Detailed Description
Hereinafter, various exemplary embodiments of the present disclosure will be described in detail with reference to the accompanying drawings. It should be noted that the drawings and description relate to preferred embodiments by way of example only. It should be noted that from the following description, alternative embodiments of the structures and methods disclosed herein are readily contemplated and may be employed without departing from the principles of the disclosure as claimed in the present disclosure.
It should be understood that these exemplary embodiments are given solely for the purpose of enabling those skilled in the art to better understand and to practice the present disclosure, and are not intended to limit the scope of the present disclosure in any way. Also in the drawings, optional steps, modules, etc. are shown in dashed boxes for illustrative purposes.
The terms "including," comprising, "and the like, as used herein, are to be construed as open-ended terms, i.e.," including/including but not limited to. The term "based on" is "based, at least in part, on". The term "one embodiment" means "at least one embodiment"; the term "another embodiment" means "at least one additional embodiment". Relevant definitions for other terms will be given in the following description.
In embodiments of the present disclosure, the term "treatment variable/regime" is the manner of operation in which a predetermined operation is performed for each individual under study in an observed experiment, which may be expressed in terms of a level of treatment, e.g., taking a drug or taking a placebo, various doses of a compound drug, etc., various potential strategies such as a course protocol in which the student attends. Herein, T is used to denote a treatment modality, which may also be referred to as a "treatment variable". T is a value T, which may be discrete data or continuous data. For example, for binary processing of two treatment levels, e.g., t ═ 0, 1; for a ternary process with three treatment levels, e.g., t ═ 0,1, 2; for more treatment level processing, and so on. Where the treatment level is continuous, t may be any value within a range of values.

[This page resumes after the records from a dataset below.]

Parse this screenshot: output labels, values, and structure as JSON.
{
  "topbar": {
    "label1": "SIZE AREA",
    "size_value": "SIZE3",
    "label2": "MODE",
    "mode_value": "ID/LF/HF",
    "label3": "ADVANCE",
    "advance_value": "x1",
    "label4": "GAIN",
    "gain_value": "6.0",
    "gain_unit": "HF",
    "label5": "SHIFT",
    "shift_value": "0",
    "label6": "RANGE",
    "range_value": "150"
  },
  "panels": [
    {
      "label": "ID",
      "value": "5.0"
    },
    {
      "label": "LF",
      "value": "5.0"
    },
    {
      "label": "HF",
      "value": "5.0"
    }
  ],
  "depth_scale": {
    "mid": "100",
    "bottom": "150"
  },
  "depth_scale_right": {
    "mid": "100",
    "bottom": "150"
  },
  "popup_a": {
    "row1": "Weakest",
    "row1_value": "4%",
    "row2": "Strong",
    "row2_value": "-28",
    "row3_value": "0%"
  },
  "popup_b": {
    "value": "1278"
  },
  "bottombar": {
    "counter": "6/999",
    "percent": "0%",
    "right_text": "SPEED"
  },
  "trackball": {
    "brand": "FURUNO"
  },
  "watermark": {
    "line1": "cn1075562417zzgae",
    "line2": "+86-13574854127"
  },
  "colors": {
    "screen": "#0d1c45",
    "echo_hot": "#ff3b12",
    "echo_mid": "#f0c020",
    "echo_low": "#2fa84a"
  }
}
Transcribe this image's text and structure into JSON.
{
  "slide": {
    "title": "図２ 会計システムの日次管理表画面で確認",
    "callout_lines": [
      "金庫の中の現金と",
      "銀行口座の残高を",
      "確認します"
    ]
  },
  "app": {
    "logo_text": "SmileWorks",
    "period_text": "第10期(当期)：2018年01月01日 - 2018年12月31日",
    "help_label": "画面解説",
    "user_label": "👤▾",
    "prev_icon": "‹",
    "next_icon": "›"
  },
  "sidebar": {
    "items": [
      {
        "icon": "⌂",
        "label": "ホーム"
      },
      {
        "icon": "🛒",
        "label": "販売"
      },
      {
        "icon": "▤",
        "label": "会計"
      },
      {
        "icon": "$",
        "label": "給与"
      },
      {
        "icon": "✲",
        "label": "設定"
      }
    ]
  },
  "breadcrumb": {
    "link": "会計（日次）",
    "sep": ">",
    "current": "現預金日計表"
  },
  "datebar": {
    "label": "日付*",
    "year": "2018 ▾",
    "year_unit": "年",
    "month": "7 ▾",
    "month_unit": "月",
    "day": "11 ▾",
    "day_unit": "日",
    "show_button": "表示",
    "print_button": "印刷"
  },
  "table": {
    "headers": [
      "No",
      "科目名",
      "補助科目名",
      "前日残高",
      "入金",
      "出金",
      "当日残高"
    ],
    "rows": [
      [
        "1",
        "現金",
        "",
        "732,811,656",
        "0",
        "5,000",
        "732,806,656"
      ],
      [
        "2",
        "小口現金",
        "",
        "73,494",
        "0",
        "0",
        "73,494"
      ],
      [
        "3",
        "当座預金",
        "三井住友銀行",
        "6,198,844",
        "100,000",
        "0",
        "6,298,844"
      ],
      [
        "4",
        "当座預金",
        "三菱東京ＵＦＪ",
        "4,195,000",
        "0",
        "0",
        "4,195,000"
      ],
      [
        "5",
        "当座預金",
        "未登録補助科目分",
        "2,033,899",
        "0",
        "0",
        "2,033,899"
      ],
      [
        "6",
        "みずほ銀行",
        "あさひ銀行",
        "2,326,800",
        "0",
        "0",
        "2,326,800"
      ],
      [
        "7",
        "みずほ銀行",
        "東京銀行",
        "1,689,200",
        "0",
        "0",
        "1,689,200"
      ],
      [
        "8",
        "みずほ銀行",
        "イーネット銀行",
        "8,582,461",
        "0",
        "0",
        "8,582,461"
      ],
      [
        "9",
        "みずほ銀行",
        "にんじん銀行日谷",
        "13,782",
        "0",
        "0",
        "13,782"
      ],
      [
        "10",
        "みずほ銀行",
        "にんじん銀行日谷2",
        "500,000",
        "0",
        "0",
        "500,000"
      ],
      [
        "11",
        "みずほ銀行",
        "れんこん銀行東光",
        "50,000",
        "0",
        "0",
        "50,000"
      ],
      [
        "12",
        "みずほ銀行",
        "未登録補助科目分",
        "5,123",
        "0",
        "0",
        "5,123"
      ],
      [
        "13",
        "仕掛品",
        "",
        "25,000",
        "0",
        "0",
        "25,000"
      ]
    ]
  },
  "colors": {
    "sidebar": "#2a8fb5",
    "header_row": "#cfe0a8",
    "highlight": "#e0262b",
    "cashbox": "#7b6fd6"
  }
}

In embodiments of the present disclosure, the term "individual feature" refers to a feature of an individual to be observed, which may also be referred to as an individual attribute. For example, in the case where the individual is a patient, the individual characteristics include, for example, the weight, age, sex, time of illness, relevant medical examination data, and the like of the patient. For the field of education, for example, the age, sex, current level (e.g., english level), whether or not a student has taken a similar course, family economy, etc. may be mentioned. Herein, the individual features are denoted by X, and may also be referred to as "covariates".
In embodiments of the present disclosure, the term "operation result" is a result that has been obtained or predicted/evaluated in the case where a predetermined operation is performed for an individual, and may also be referred to as a "treatment result". For example, in the case where the subject is a patient, the operation result may refer to the development of the condition of the subject, such as the reduction of symptoms of the condition, or the examination of the measurement of the effect, after the administration of a drug or a placebo. For the field of educational medicine, there may be learning effects of students, such as an increase in a relevant level (e.g., a level-up situation for an english level test). Herein, the treatment result is represented using the Y representation, which may also be referred to as "result variable".
In the embodiments of the present disclosure, "observation data" is data obtained in a special observation test, or data accumulated in an actual application. For example, it may be data based on operation results obtained by performing a predetermined operation on an individual in advance, and for the medical field, it may be data obtained by performing observation tests on different patients. N may indicate the number of observation samples, i.e. how many pieces of data are relevant to an individual; d is the dimension of the observed variable, or the number of observed variables, i.e. there are multiple values of the relevant parameter in each piece of data, which is the sum of the number of covariates X, treatment variables T and outcome variables.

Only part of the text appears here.